"Huh! I guess you'd lay it up against him if you had been soused down into that old well hole and were all wet and covered with mud!" growled Stanley. "Fun is fun, but that was no joke, I can tell you that! He deserves a good thrashing."

"If he isn't right in his head they ought to put him under the doctor's care, or in a sanitarium," remarked Spud. "Why, if he isn't right in his mind there is no telling what he'll do next! He might take it into his head to murder some of us!"

"Oh, I don't think it's as bad as that," answered Songbird, hastily. "I think in a short while he'll be just as he used to be. But the excitement of that capture of those brokers and old Crabtree, and the fight, and then Dick's wedding, were too much for him. What he needs, I think, is a good, long rest."

"Well, he can keep away from me after this," grumbled Stanley, as he looked at his wet and bedrabbled clothes. "Nice sight we'll present going back to the college!"

"I'll tell you what I'll do," suggested Songbird. "I'll go ahead, to the gym., and get you some changes and you can put them on in Dobb's barn.

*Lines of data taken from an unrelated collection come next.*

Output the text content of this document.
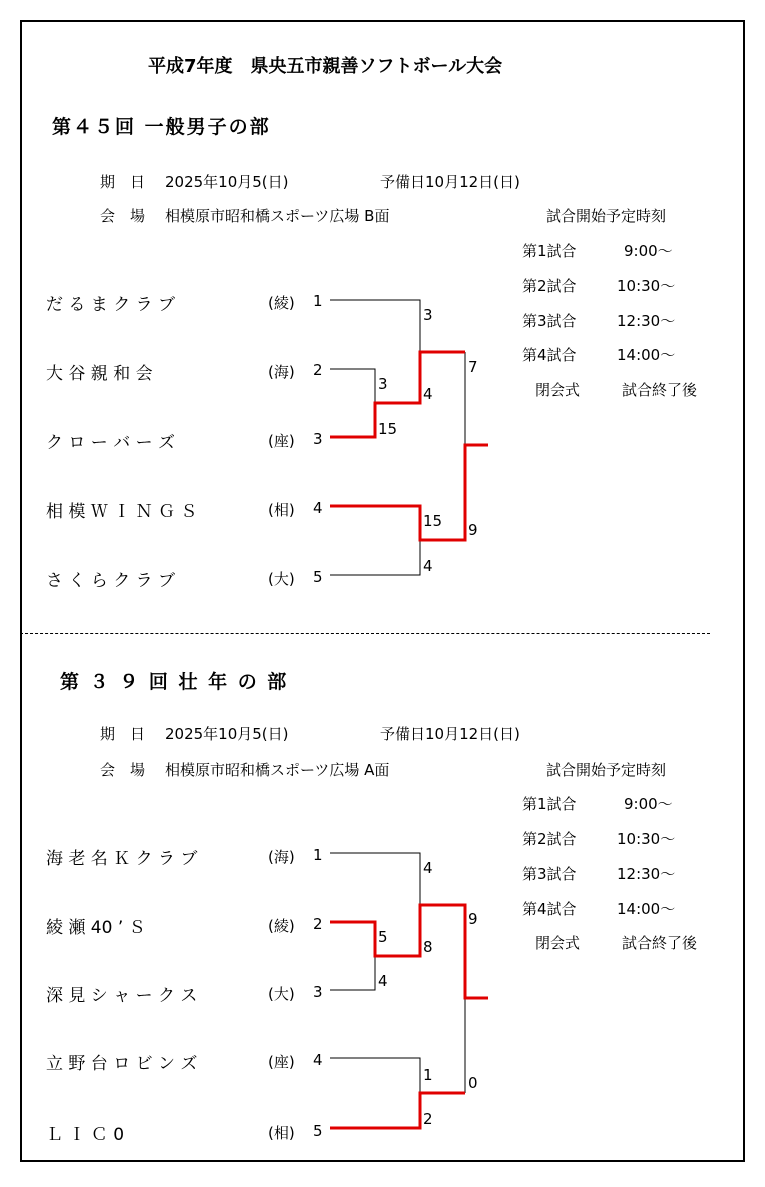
平成7年度　県央五市親善ソフトボール大会
第４５回 一般男子の部
期　日 2025年10月5(日)	予備日10月12日(日)
会　場 相模原市昭和橋スポーツ広場 B面	試合開始予定時刻
第1試合	9:00～
第2試合	10:30～
第3試合	12:30～
第4試合	14:00～
閉会式	試合終了後
だ る ま ク ラ ブ	(綾) 1
大 谷 親 和 会	(海) 2
ク ロ ー バ ー ズ	(座) 3
相 模 Ｗ Ｉ Ｎ Ｇ Ｓ	(相) 4
さ く ら ク ラ ブ	(大) 5
3
3
15
4
7
15
4
9
第 ３ ９ 回 壮 年 の 部
期　日 2025年10月5(日)	予備日10月12日(日)
会　場 相模原市昭和橋スポーツ広場 A面	試合開始予定時刻
第1試合	9:00～
第2試合	10:30～
第3試合	12:30～
第4試合	14:00～
閉会式	試合終了後
海 老 名 Ｋ ク ラ ブ	(海) 1
綾 瀬 40 ’ Ｓ	(綾) 2
深 見 シ ャ ー ク ス	(大) 3
立 野 台 ロ ビ ン ズ	(座) 4
Ｌ Ｉ Ｃ 0	(相) 5
4
5
4
8
9
1
2
0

Then nobody will know about it."

"All right," said Stanley, his face brightening a trifle.

"What of Sam and Tom?" asked Spud, who was not as angry as his companion in misfortune.

"I'll tell them we are going back," answered Songbird, and ran after the Rovers.

In the meantime Sam and Tom had kept on walking—or rather Tom had hurried on and his brother had kept up with him, trying to make him turn back. But to all of Sam's entreaties Tom turned a deaf ear.

"I came out for a walk and I'm going to walk," he said, stubbornly. "If they want to go back they can do it—and you and Songbird can go with 'em."